Para reduzir os riscos associados à interconexão entre entidades, também propõe limitar a exposição a terceiros de 25% dos fundos próprios.

Quanto à solvência das seguradoras, para aprovar a norma foi necessário eliminar o modelo de supervisão que colocava a Comissão Européia, que tirava poderes das autoridades do país onde se situam as filiais das grandes companhias.

Diante da pressão de um grupo numeroso de Estados-membros, o acordo final suprime o princípio de "apoio de grupo", que tratava de refletir a vinculação nos grupos seguradores multinacionais entre a matriz e suas filiais localizadas em outros países.

Além de permitir às companhias transferir, em determinadas situações, ativos das filiais à matriz para reforçar seus fundos próprios, dava à autoridade do país de origem a última palavra em decisões-chave relacionadas à solvência do grupo.

A diretriz, chamada Solvência II, revisa as exigências de solvência (que datam de mais de 30 anos) e melhora os sistemas de controle, para adaptá-los ao cenário atual do setor.

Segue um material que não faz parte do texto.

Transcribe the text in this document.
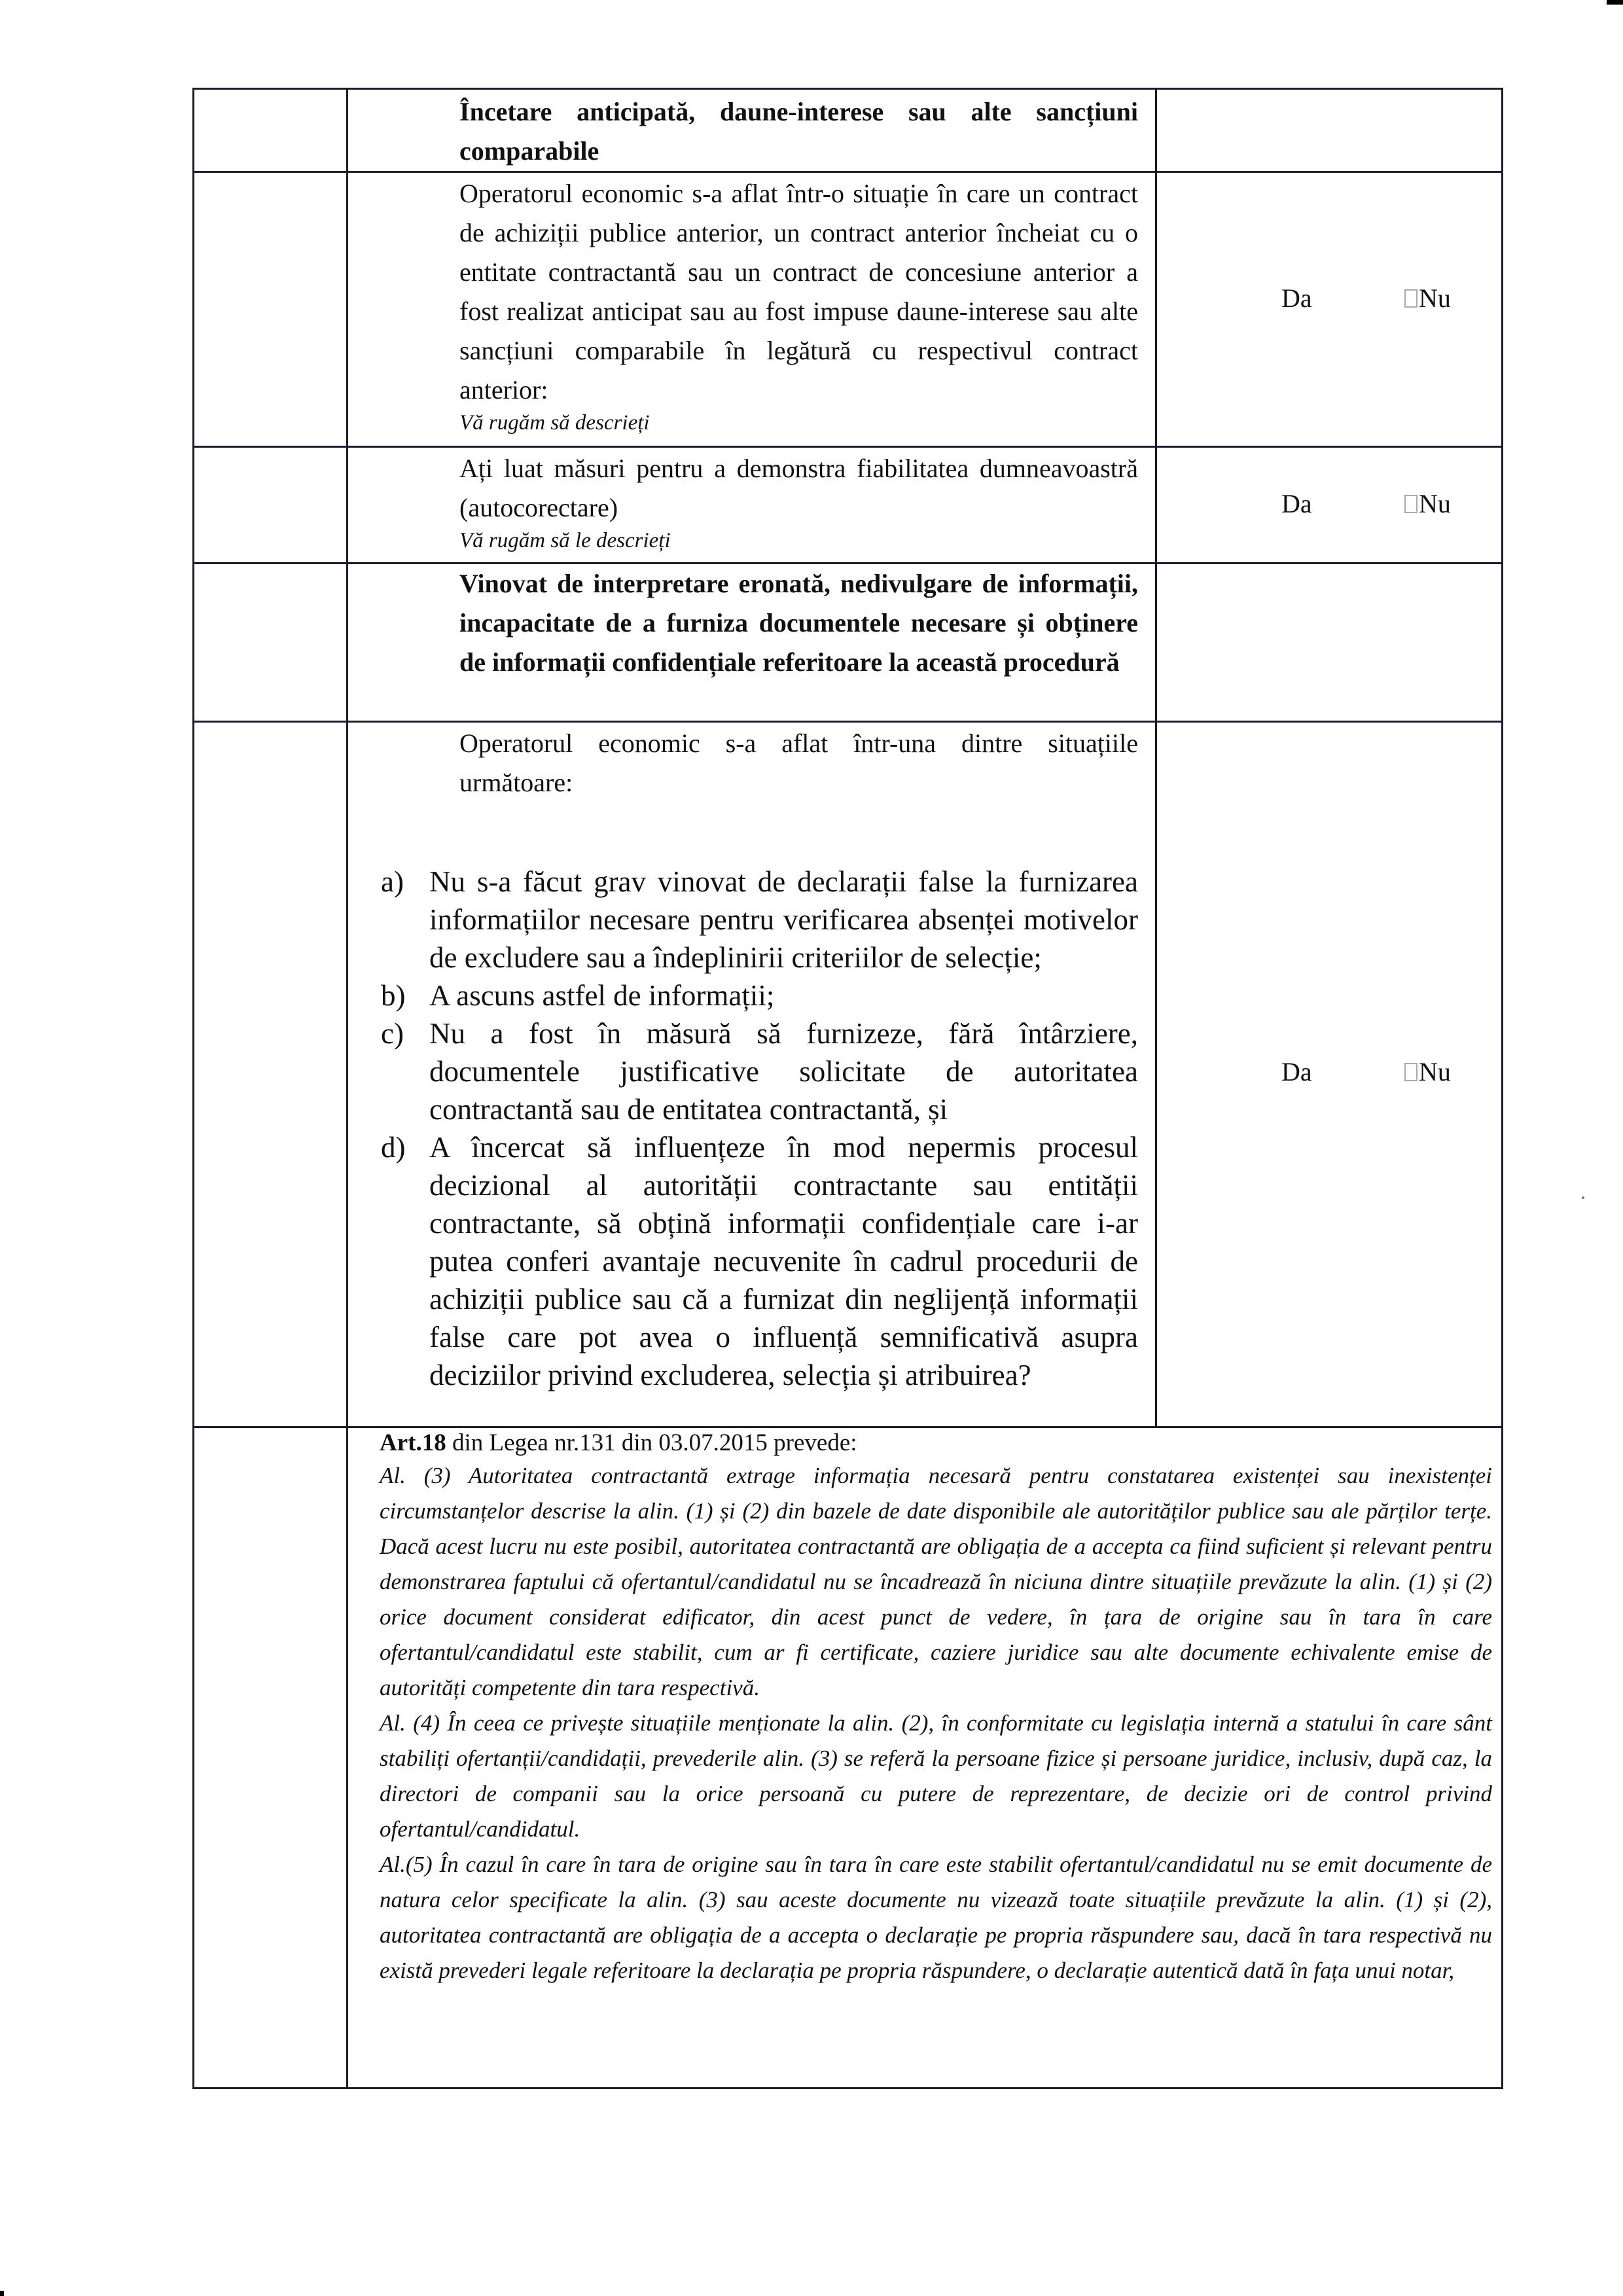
	Încetare anticipată, daune-interese sau alte sancțiuni comparabile	

Operatorul economic s-a aflat într-o situație în care un contract de achiziții publice anterior, un contract anterior încheiat cu o entitate contractantă sau un contract de concesiune anterior a fost realizat anticipat sau au fost impuse daune-interese sau alte sancțiuni comparabile în legătură cu respectivul contract anterior:
Vă rugăm să descrieți

Da	Nu

Ați luat măsuri pentru a demonstra fiabilitatea dumneavoastră (autocorectare)
Vă rugăm să le descrieți

Da	Nu

	Vinovat de interpretare eronată, nedivulgare de informații, incapacitate de a furniza documentele necesare și obținere de informații confidențiale referitoare la această procedură	

Operatorul economic s-a aflat într-una dintre situațiile următoare:
a) Nu s-a făcut grav vinovat de declarații false la furnizarea informațiilor necesare pentru verificarea absenței motivelor de excludere sau a îndeplinirii criteriilor de selecție;
b) A ascuns astfel de informații;
c) Nu a fost în măsură să furnizeze, fără întârziere, documentele justificative solicitate de autoritatea contractantă sau de entitatea contractantă, și
d) A încercat să influențeze în mod nepermis procesul decizional al autorității contractante sau entității contractante, să obțină informații confidențiale care i-ar putea conferi avantaje necuvenite în cadrul procedurii de achiziții publice sau că a furnizat din neglijență informații false care pot avea o influență semnificativă asupra deciziilor privind excluderea, selecția și atribuirea?

Da	Nu

	Art.18 din Legea nr.131 din 03.07.2015 prevede:
Al. (3) Autoritatea contractantă extrage informația necesară pentru constatarea existenței sau inexistenței circumstanțelor descrise la alin. (1) și (2) din bazele de date disponibile ale autorităților publice sau ale părților terțe. Dacă acest lucru nu este posibil, autoritatea contractantă are obligația de a accepta ca fiind suficient și relevant pentru demonstrarea faptului că ofertantul/candidatul nu se încadrează în niciuna dintre situațiile prevăzute la alin. (1) și (2) orice document considerat edificator, din acest punct de vedere, în țara de origine sau în tara în care ofertantul/candidatul este stabilit, cum ar fi certificate, caziere juridice sau alte documente echivalente emise de autorități competente din tara respectivă.
Al. (4) În ceea ce privește situațiile menționate la alin. (2), în conformitate cu legislația internă a statului în care sânt stabiliți ofertanții/candidații, prevederile alin. (3) se referă la persoane fizice și persoane juridice, inclusiv, după caz, la directori de companii sau la orice persoană cu putere de reprezentare, de decizie ori de control privind ofertantul/candidatul.
Al.(5) În cazul în care în tara de origine sau în tara în care este stabilit ofertantul/candidatul nu se emit documente de natura celor specificate la alin. (3) sau aceste documente nu vizează toate situațiile prevăzute la alin. (1) și (2), autoritatea contractantă are obligația de a accepta o declarație pe propria răspundere sau, dacă în tara respectivă nu există prevederi legale referitoare la declarația pe propria răspundere, o declarație autentică dată în fața unui notar,	
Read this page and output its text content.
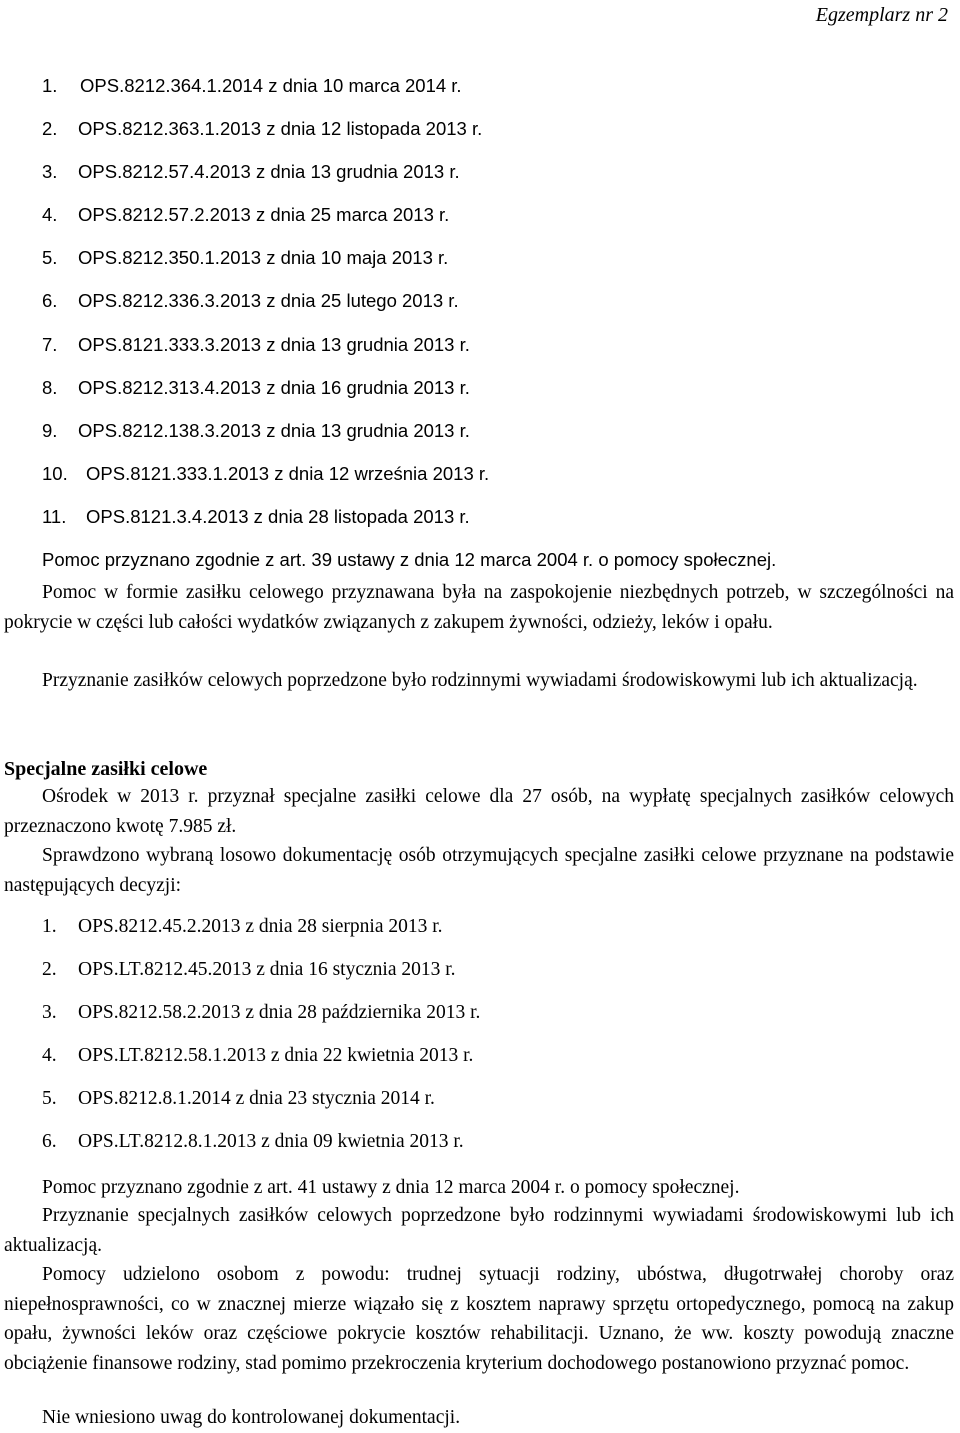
Egzemplarz nr 2
1. OPS.8212.364.1.2014 z dnia 10 marca 2014 r.
2. OPS.8212.363.1.2013 z dnia 12 listopada 2013 r.
3. OPS.8212.57.4.2013 z dnia 13 grudnia 2013 r.
4. OPS.8212.57.2.2013 z dnia 25 marca 2013 r.
5. OPS.8212.350.1.2013 z dnia 10 maja 2013 r.
6. OPS.8212.336.3.2013 z dnia 25 lutego 2013 r.
7. OPS.8121.333.3.2013 z dnia 13 grudnia 2013 r.
8. OPS.8212.313.4.2013 z dnia 16 grudnia 2013 r.
9. OPS.8212.138.3.2013 z dnia 13 grudnia 2013 r.
10. OPS.8121.333.1.2013 z dnia 12 września 2013 r.
11. OPS.8121.3.4.2013 z dnia 28 listopada 2013 r.
Pomoc przyznano zgodnie z art. 39 ustawy z dnia 12 marca 2004 r. o pomocy społecznej.
Pomoc w formie zasiłku celowego przyznawana była na zaspokojenie niezbędnych potrzeb, w szczególności na pokrycie w części lub całości wydatków związanych z zakupem żywności, odzieży, leków i opału.
Przyznanie zasiłków celowych poprzedzone było rodzinnymi wywiadami środowiskowymi lub ich aktualizacją.
Specjalne zasiłki celowe
Ośrodek w 2013 r. przyznał specjalne zasiłki celowe dla 27 osób, na wypłatę specjalnych zasiłków celowych przeznaczono kwotę 7.985 zł.
Sprawdzono wybraną losowo dokumentację osób otrzymujących specjalne zasiłki celowe przyznane na podstawie następujących decyzji:
1. OPS.8212.45.2.2013 z dnia 28 sierpnia 2013 r.
2. OPS.LT.8212.45.2013 z dnia 16 stycznia 2013 r.
3. OPS.8212.58.2.2013 z dnia 28 października 2013 r.
4. OPS.LT.8212.58.1.2013 z dnia 22 kwietnia 2013 r.
5. OPS.8212.8.1.2014 z dnia 23 stycznia 2014 r.
6. OPS.LT.8212.8.1.2013 z dnia 09 kwietnia 2013 r.
Pomoc przyznano zgodnie z art. 41 ustawy z dnia 12 marca 2004 r. o pomocy społecznej.
Przyznanie specjalnych zasiłków celowych poprzedzone było rodzinnymi wywiadami środowiskowymi lub ich aktualizacją.
Pomocy udzielono osobom z powodu: trudnej sytuacji rodziny, ubóstwa, długotrwałej choroby oraz niepełnosprawności, co w znacznej mierze wiązało się z kosztem naprawy sprzętu ortopedycznego, pomocą na zakup opału, żywności leków oraz częściowe pokrycie kosztów rehabilitacji. Uznano, że ww. koszty powodują znaczne obciążenie finansowe rodziny, stad pomimo przekroczenia kryterium dochodowego postanowiono przyznać pomoc.
Nie wniesiono uwag do kontrolowanej dokumentacji.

Entre outras coisas, harmoniza e simplifica os controles aos que estão submetidos às seguradoras na UE.

A norma também introduz mudanças no método de cálculo dos fundos que as seguradoras devem ter para cobrir seus riscos, levando em conta fatores como a diversificação de seu negócio e sua distribuição geográfica.

Em sua reunião de hoje, os ministros também deram sinal verde a outro projeto legislativo para simplificar os trâmites para a comercialização de fundos de investimento em países estrangeiros.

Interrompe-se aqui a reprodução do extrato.